The Intercollegiate Saddle Seat Riding Association (ISSRA) will host a horse show open to any full-time college student in good academic standing on Saturday, May 3rd immediately following the Academy Show at the Spring Premier Horse Show at the Kentucky Horse Park, Lexington, Kentucky. The show will give college students from around the country a chance to meet and compete with students from other colleges!

Horses for this horse show are provided by local riding schools including Shadow Run, Sunrise Stables and Morehead State University and are available on a first come first serve basis. If you are interested in showing as an individual or forming a team from your college for this horse show..................you better hurry to enter! There are classes for all levels of riders including riders who have shown at the World Championship Horse Show, regional "A" level shows, county fairs, academy shows, winter touraments, etc.............and for those which whom have never shown at a horse show.

Riders for ISSRA shows draw the name of a horse appropriate to their riding level out of a hat, mount, adjust their stirrups and enter their class with no warm up. Riders must pre-enter this horse show and join the ISSRA in order to show at this show. The entry fee per class is $35 and individual membership in ISSRA is $35. If you form a team at your college the team fee is $80. All individual riders and teams must have a coach approved by the ISSRA. If you do not have a coach, one can be assigned to you prior to the horse show.

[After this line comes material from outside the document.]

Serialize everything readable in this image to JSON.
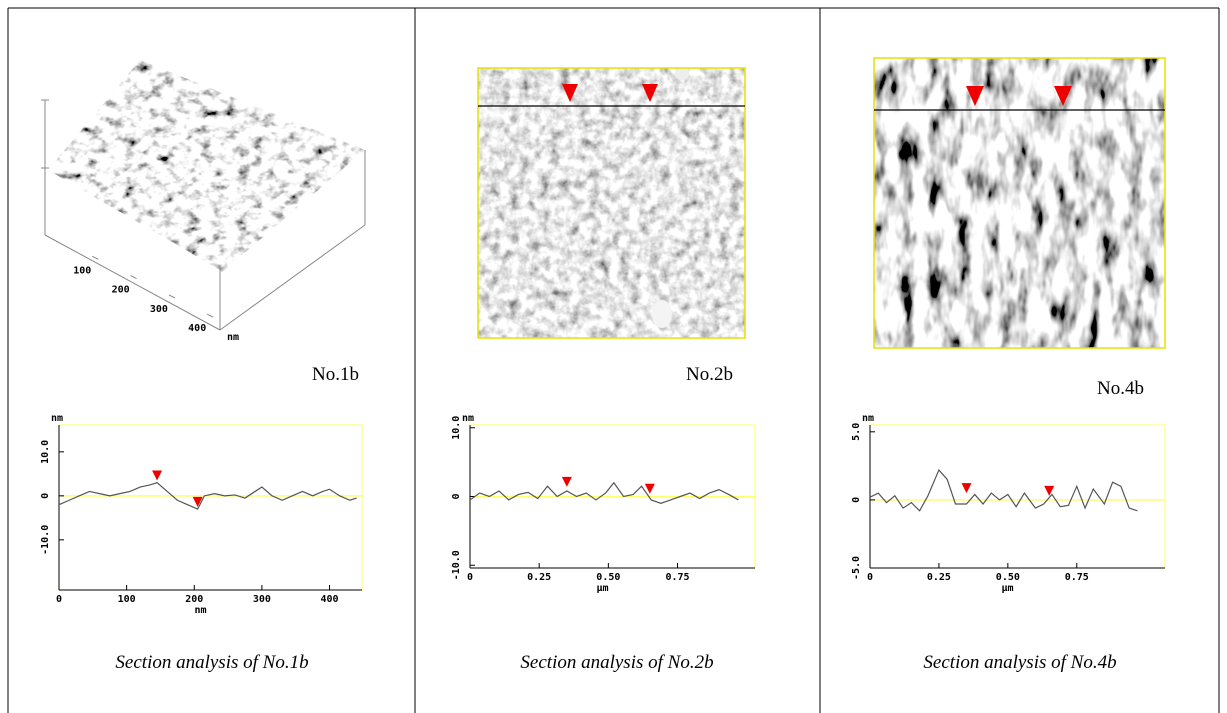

For more information, entry forms and membership applications, contact Sally at [email protected] or at (859) 519-0949 (cell) or (859) 873-9129.


----------



## saddleseatsweetie (Jun 8, 2008)

very cool, i ride saddleseat also, so your not alone on the site!


----------



## thunderboomer (Jun 20, 2008)

saddleseat here to, but i do arabs and half arabs. I think they should do more of the horse switching thing, especially in equitation, it really shows the judge how well you can ride


----------